The busy nature of schools and little time for coordination and face-to-face communication can sometimes lead you away from the best professional decisions. This week a chain reaction of events related to a number of decisions illustrated this for me. In bus, complex systems like schools, it's integral to keep your professional priorities up front in order to teach and collaborate well.
As I think about this and ready for a large number of upcoming professional decisions and events, I want to be cognizant of the following professional priorities.
Positive Teamwork: Listening and Sensitivity
Google's study recognizes attributes of positive teamwork: listening to one another and sensitivity to feelings and needs. These characteristics were clearly evident this week in a sensitive note a colleague wrote to a parent. She shared that note with me. For some, listening and sensitivity come easy, and for others these traits are challenging. Whatever the case, it's in our best interests to put these qualities up front when it comes to learning and leading with students, family members, colleagues, administrators, and citizens.
No educator can do all things and that's why it's important to understand each others' goals and work together to get the job done well.

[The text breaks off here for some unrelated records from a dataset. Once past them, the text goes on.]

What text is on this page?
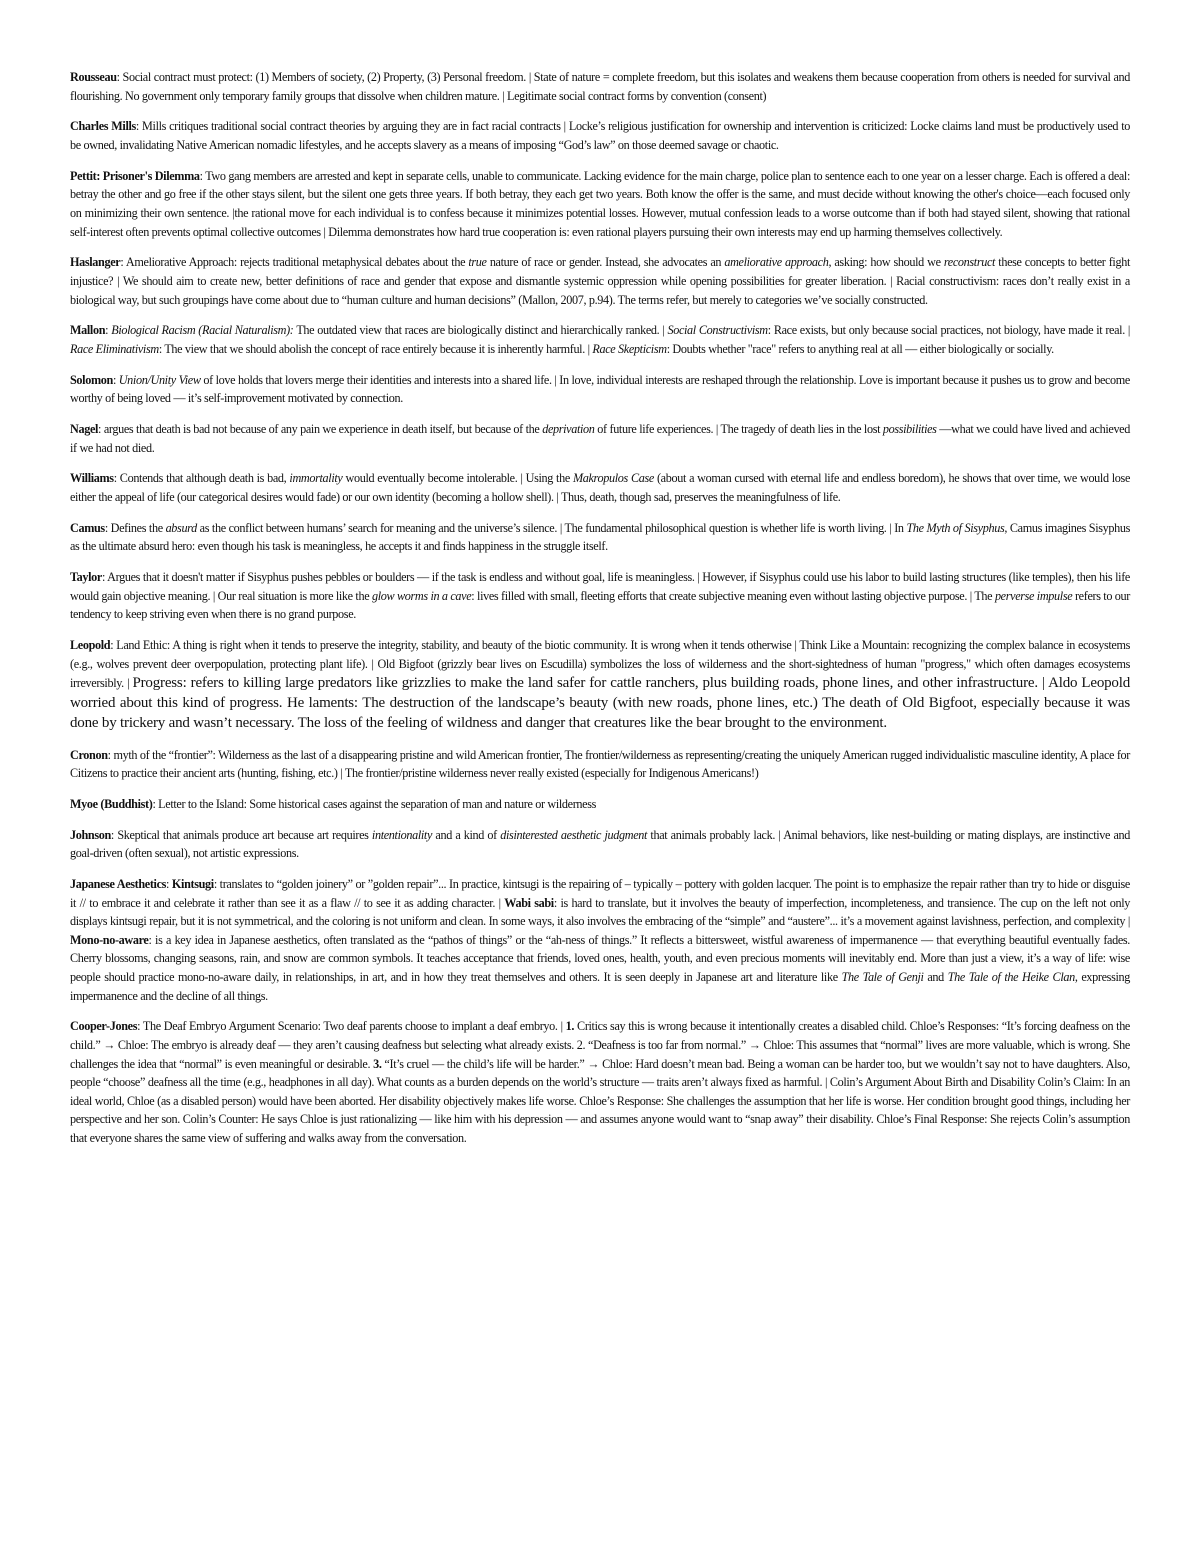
Rousseau: Social contract must protect: (1) Members of society, (2) Property, (3) Personal freedom. | State of nature = complete freedom, but this isolates and weakens them because cooperation from others is needed for survival and flourishing. No government only temporary family groups that dissolve when children mature. | Legitimate social contract forms by convention (consent)

Charles Mills: Mills critiques traditional social contract theories by arguing they are in fact racial contracts | Locke’s religious justification for ownership and intervention is criticized: Locke claims land must be productively used to be owned, invalidating Native American nomadic lifestyles, and he accepts slavery as a means of imposing “God’s law” on those deemed savage or chaotic.

Pettit: Prisoner's Dilemma: Two gang members are arrested and kept in separate cells, unable to communicate. Lacking evidence for the main charge, police plan to sentence each to one year on a lesser charge. Each is offered a deal: betray the other and go free if the other stays silent, but the silent one gets three years. If both betray, they each get two years. Both know the offer is the same, and must decide without knowing the other's choice—each focused only on minimizing their own sentence. |the rational move for each individual is to confess because it minimizes potential losses. However, mutual confession leads to a worse outcome than if both had stayed silent, showing that rational self-interest often prevents optimal collective outcomes | Dilemma demonstrates how hard true cooperation is: even rational players pursuing their own interests may end up harming themselves collectively.

Haslanger: Ameliorative Approach: rejects traditional metaphysical debates about the true nature of race or gender. Instead, she advocates an ameliorative approach, asking: how should we reconstruct these concepts to better fight injustice? | We should aim to create new, better definitions of race and gender that expose and dismantle systemic oppression while opening possibilities for greater liberation. | Racial constructivism: races don’t really exist in a biological way, but such groupings have come about due to “human culture and human decisions” (Mallon, 2007, p.94). The terms refer, but merely to categories we’ve socially constructed.

Mallon: Biological Racism (Racial Naturalism): The outdated view that races are biologically distinct and hierarchically ranked. | Social Constructivism: Race exists, but only because social practices, not biology, have made it real. | Race Eliminativism: The view that we should abolish the concept of race entirely because it is inherently harmful. | Race Skepticism: Doubts whether "race" refers to anything real at all — either biologically or socially.

Solomon: Union/Unity View of love holds that lovers merge their identities and interests into a shared life. | In love, individual interests are reshaped through the relationship. Love is important because it pushes us to grow and become worthy of being loved — it’s self-improvement motivated by connection.

Nagel: argues that death is bad not because of any pain we experience in death itself, but because of the deprivation of future life experiences. | The tragedy of death lies in the lost possibilities —what we could have lived and achieved if we had not died.

Williams: Contends that although death is bad, immortality would eventually become intolerable. | Using the Makropulos Case (about a woman cursed with eternal life and endless boredom), he shows that over time, we would lose either the appeal of life (our categorical desires would fade) or our own identity (becoming a hollow shell). | Thus, death, though sad, preserves the meaningfulness of life.

Camus: Defines the absurd as the conflict between humans’ search for meaning and the universe’s silence. | The fundamental philosophical question is whether life is worth living. | In The Myth of Sisyphus, Camus imagines Sisyphus as the ultimate absurd hero: even though his task is meaningless, he accepts it and finds happiness in the struggle itself.

Taylor: Argues that it doesn't matter if Sisyphus pushes pebbles or boulders — if the task is endless and without goal, life is meaningless. | However, if Sisyphus could use his labor to build lasting structures (like temples), then his life would gain objective meaning. | Our real situation is more like the glow worms in a cave: lives filled with small, fleeting efforts that create subjective meaning even without lasting objective purpose. | The perverse impulse refers to our tendency to keep striving even when there is no grand purpose.

Leopold: Land Ethic: A thing is right when it tends to preserve the integrity, stability, and beauty of the biotic community. It is wrong when it tends otherwise | Think Like a Mountain: recognizing the complex balance in ecosystems (e.g., wolves prevent deer overpopulation, protecting plant life). | Old Bigfoot (grizzly bear lives on Escudilla) symbolizes the loss of wilderness and the short-sightedness of human "progress," which often damages ecosystems irreversibly. | Progress: refers to killing large predators like grizzlies to make the land safer for cattle ranchers, plus building roads, phone lines, and other infrastructure. | Aldo Leopold worried about this kind of progress. He laments: The destruction of the landscape’s beauty (with new roads, phone lines, etc.) The death of Old Bigfoot, especially because it was done by trickery and wasn’t necessary. The loss of the feeling of wildness and danger that creatures like the bear brought to the environment.

Cronon: myth of the “frontier”: Wilderness as the last of a disappearing pristine and wild American frontier, The frontier/wilderness as representing/creating the uniquely American rugged individualistic masculine identity, A place for Citizens to practice their ancient arts (hunting, fishing, etc.) | The frontier/pristine wilderness never really existed (especially for Indigenous Americans!)

Myoe (Buddhist): Letter to the Island: Some historical cases against the separation of man and nature or wilderness

Johnson: Skeptical that animals produce art because art requires intentionality and a kind of disinterested aesthetic judgment that animals probably lack. | Animal behaviors, like nest-building or mating displays, are instinctive and goal-driven (often sexual), not artistic expressions.

Japanese Aesthetics: Kintsugi: translates to “golden joinery” or ”golden repair”... In practice, kintsugi is the repairing of – typically – pottery with golden lacquer. The point is to emphasize the repair rather than try to hide or disguise it // to embrace it and celebrate it rather than see it as a flaw // to see it as adding character. | Wabi sabi: is hard to translate, but it involves the beauty of imperfection, incompleteness, and transience. The cup on the left not only displays kintsugi repair, but it is not symmetrical, and the coloring is not uniform and clean. In some ways, it also involves the embracing of the “simple” and “austere”... it’s a movement against lavishness, perfection, and complexity | Mono-no-aware: is a key idea in Japanese aesthetics, often translated as the “pathos of things” or the “ah-ness of things.” It reflects a bittersweet, wistful awareness of impermanence — that everything beautiful eventually fades. Cherry blossoms, changing seasons, rain, and snow are common symbols. It teaches acceptance that friends, loved ones, health, youth, and even precious moments will inevitably end. More than just a view, it’s a way of life: wise people should practice mono-no-aware daily, in relationships, in art, and in how they treat themselves and others. It is seen deeply in Japanese art and literature like The Tale of Genji and The Tale of the Heike Clan, expressing impermanence and the decline of all things.

Cooper-Jones: The Deaf Embryo Argument Scenario: Two deaf parents choose to implant a deaf embryo. | 1. Critics say this is wrong because it intentionally creates a disabled child. Chloe’s Responses: “It’s forcing deafness on the child.” → Chloe: The embryo is already deaf — they aren’t causing deafness but selecting what already exists. 2. “Deafness is too far from normal.” → Chloe: This assumes that “normal” lives are more valuable, which is wrong. She challenges the idea that “normal” is even meaningful or desirable. 3. “It’s cruel — the child’s life will be harder.” → Chloe: Hard doesn’t mean bad. Being a woman can be harder too, but we wouldn’t say not to have daughters. Also, people “choose” deafness all the time (e.g., headphones in all day). What counts as a burden depends on the world’s structure — traits aren’t always fixed as harmful. | Colin’s Argument About Birth and Disability Colin’s Claim: In an ideal world, Chloe (as a disabled person) would have been aborted. Her disability objectively makes life worse. Chloe’s Response: She challenges the assumption that her life is worse. Her condition brought good things, including her perspective and her son. Colin’s Counter: He says Chloe is just rationalizing — like him with his depression — and assumes anyone would want to “snap away” their disability. Chloe’s Final Response: She rejects Colin’s assumption that everyone shares the same view of suffering and walks away from the conversation.
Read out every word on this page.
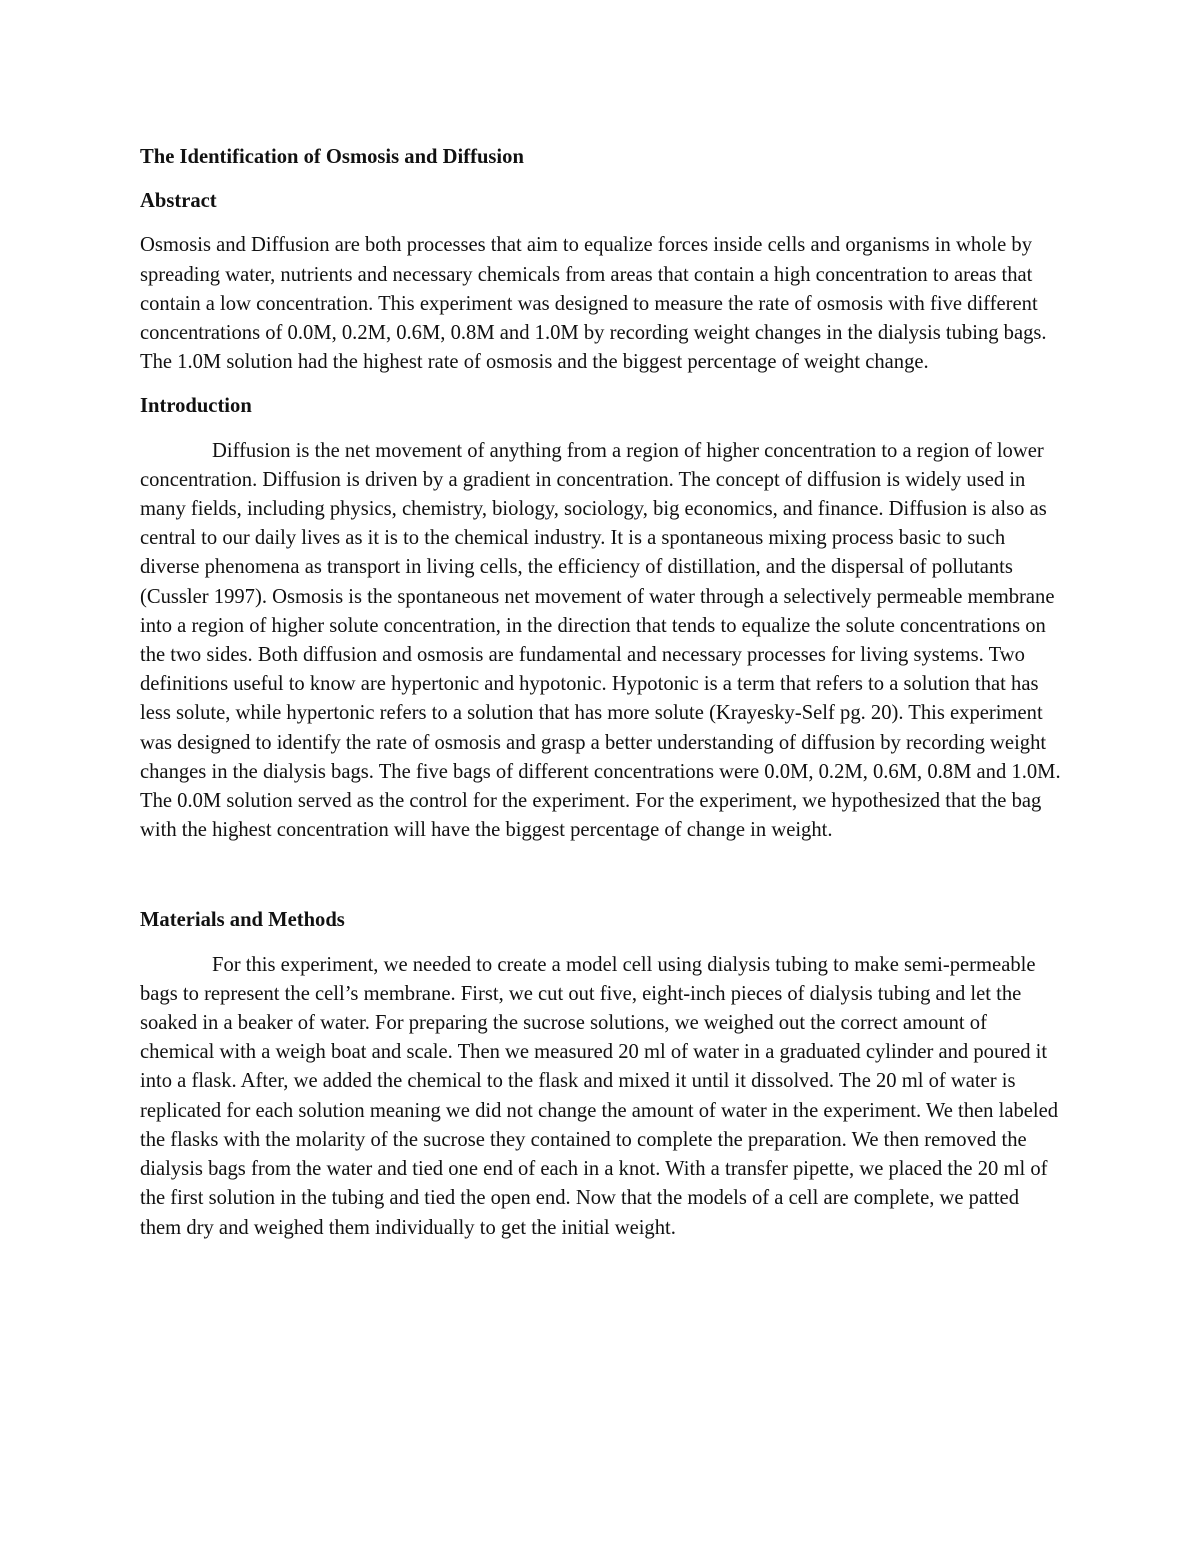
The Identification of Osmosis and Diffusion
Abstract

Osmosis and Diffusion are both processes that aim to equalize forces inside cells and organisms in whole by spreading water, nutrients and necessary chemicals from areas that contain a high concentration to areas that contain a low concentration. This experiment was designed to measure the rate of osmosis with five different concentrations of 0.0M, 0.2M, 0.6M, 0.8M and 1.0M by recording weight changes in the dialysis tubing bags. The 1.0M solution had the highest rate of osmosis and the biggest percentage of weight change.

Introduction

Diffusion is the net movement of anything from a region of higher concentration to a region of lower concentration. Diffusion is driven by a gradient in concentration. The concept of diffusion is widely used in many fields, including physics, chemistry, biology, sociology, big economics, and finance. Diffusion is also as central to our daily lives as it is to the chemical industry. It is a spontaneous mixing process basic to such diverse phenomena as transport in living cells, the efficiency of distillation, and the dispersal of pollutants (Cussler 1997). Osmosis is the spontaneous net movement of water through a selectively permeable membrane into a region of higher solute concentration, in the direction that tends to equalize the solute concentrations on the two sides. Both diffusion and osmosis are fundamental and necessary processes for living systems. Two definitions useful to know are hypertonic and hypotonic. Hypotonic is a term that refers to a solution that has less solute, while hypertonic refers to a solution that has more solute (Krayesky-Self pg. 20). This experiment was designed to identify the rate of osmosis and grasp a better understanding of diffusion by recording weight changes in the dialysis bags. The five bags of different concentrations were 0.0M, 0.2M, 0.6M, 0.8M and 1.0M. The 0.0M solution served as the control for the experiment. For the experiment, we hypothesized that the bag with the highest concentration will have the biggest percentage of change in weight.

Materials and Methods

For this experiment, we needed to create a model cell using dialysis tubing to make semi-permeable bags to represent the cell’s membrane. First, we cut out five, eight-inch pieces of dialysis tubing and let the soaked in a beaker of water. For preparing the sucrose solutions, we weighed out the correct amount of chemical with a weigh boat and scale. Then we measured 20 ml of water in a graduated cylinder and poured it into a flask. After, we added the chemical to the flask and mixed it until it dissolved. The 20 ml of water is replicated for each solution meaning we did not change the amount of water in the experiment. We then labeled the flasks with the molarity of the sucrose they contained to complete the preparation. We then removed the dialysis bags from the water and tied one end of each in a knot. With a transfer pipette, we placed the 20 ml of the first solution in the tubing and tied the open end. Now that the models of a cell are complete, we patted them dry and weighed them individually to get the initial weight.
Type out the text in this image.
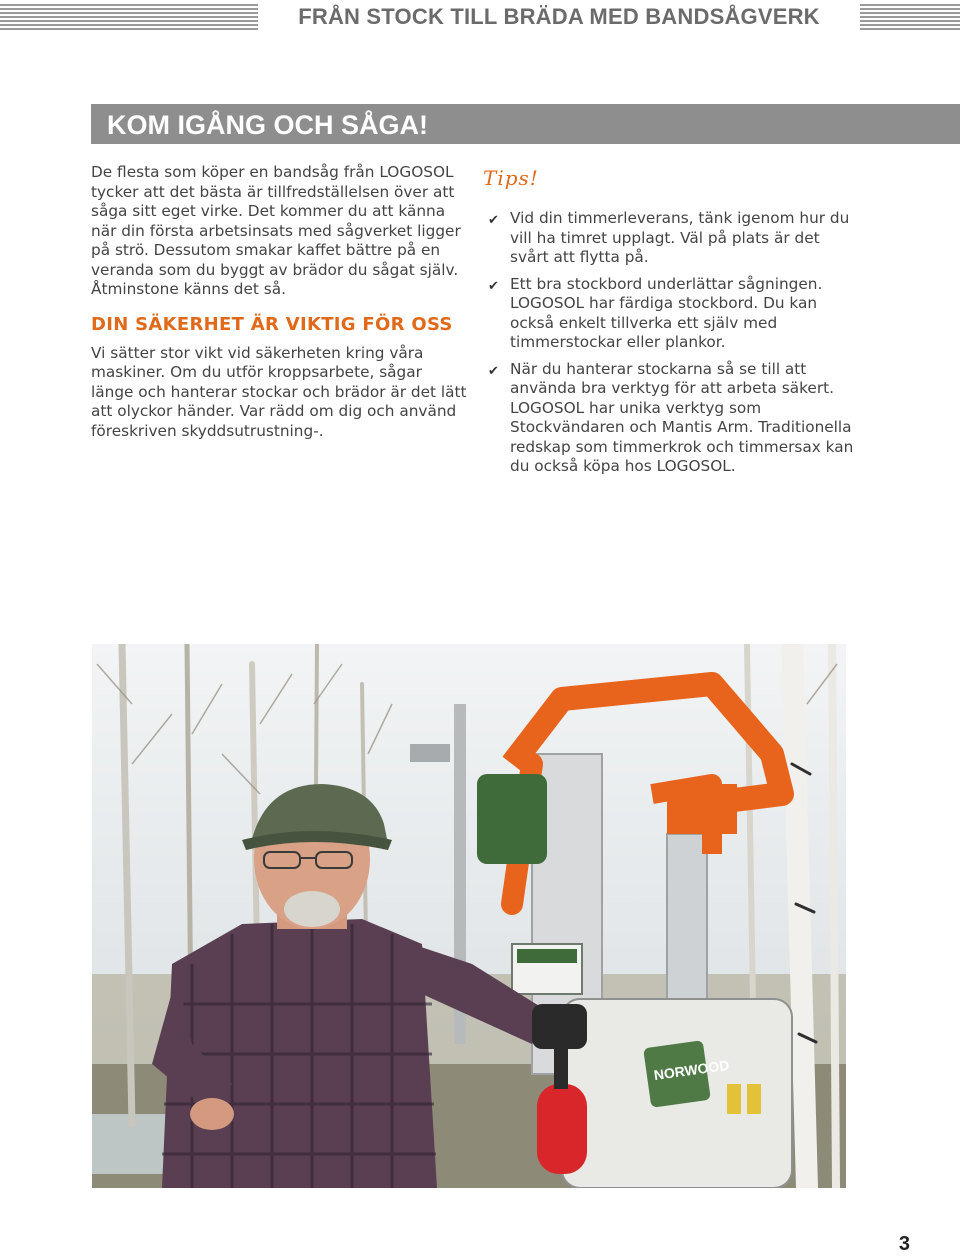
FRÅN STOCK TILL BRÄDA MED BANDSÅGVERK
KOM IGÅNG OCH SÅGA!

De flesta som köper en bandsåg från LOGOSOL tycker att det bästa är tillfredställelsen över att såga sitt eget virke. Det kommer du att känna när din första arbetsinsats med sågverket ligger på strö. Dessutom smakar kaffet bättre på en veranda som du byggt av brädor du sågat själv. Åtminstone känns det så.

DIN SÄKERHET ÄR VIKTIG FÖR OSS

Vi sätter stor vikt vid säkerheten kring våra maskiner. Om du utför kroppsarbete, sågar länge och hanterar stockar och brädor är det lätt att olyckor händer. Var rädd om dig och använd föreskriven skyddsutrustning-.

Tips!
✔ Vid din timmerleverans, tänk igenom hur du vill ha timret upplagt. Väl på plats är det svårt att flytta på.
✔ Ett bra stockbord underlättar sågningen. LOGOSOL har färdiga stockbord. Du kan också enkelt tillverka ett själv med timmerstockar eller plankor.
✔ När du hanterar stockarna så se till att använda bra verktyg för att arbeta säkert. LOGOSOL har unika verktyg som Stockvändaren och Mantis Arm. Traditionella redskap som timmerkrok och timmersax kan du också köpa hos LOGOSOL.
NORWOOD
3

An example of this was yesterday's Open Circle meeting. Our highly qualified school psychologist led the meeting with tremendous respect and knowledge. I had the chance to participate quietly while observing my students' investment in the shared conversation about teamwork and share. It was wonderful.
Our grade-level teaching team meets three or more times a week to discuss the teaching/learning program and students' needs and interests. Together we plan the program to teach students as well as we can. We profit from each others' expertise. This is a successful, positive approach.
We make it a priority to regularly share information related to what happened, what's happening, and what will happen with the entire learning community including families, students, colleagues, and administrators. This helps everyone in the learning community to stay on the same page and work together. By communicating plans ahead of time, it also give the community time to ask questions, make corrections, enrich, and update programming to come before it happens. This lessens the chance of errors that can confound our good work.
Focused, Targeted Individual and Whole Team Efforts
We carefully use both informal and formal data, observation, and information to plan thoughtful learning experiences for all students. We work to teach all students identified system-wide and state standards as well as learning points that match students' and the community's interests and needs.
When we make decisions, we think "children first" to guide our decision making. At times this can be tough especially when politics or system snags, sensitivities, budgets, and old think hinder "children first" actions. Issues such as free breakfast, vouchers for services/equipment, equitable access to technology, service delivery, parent contact/collaboration, language used, and role definition may create difficult discussions and change for all of us as we work to bridge opportunity gaps and work to teach every child well. It's integral to keep in mind that it's always okay to advocate for what a child needs, but that advocacy starts best with questioning and always demands respectful language and action. This is not always easy when time is rushed, investment is deep, and perspectives differ, but nevertheless, it's vital when it comes to successful professional efforts.
We all have to embrace a growth mindset and be willing to grow together in our service to each other and the children we teach. Having an open mind and willingness to learn will maximize what we're able to do for every child.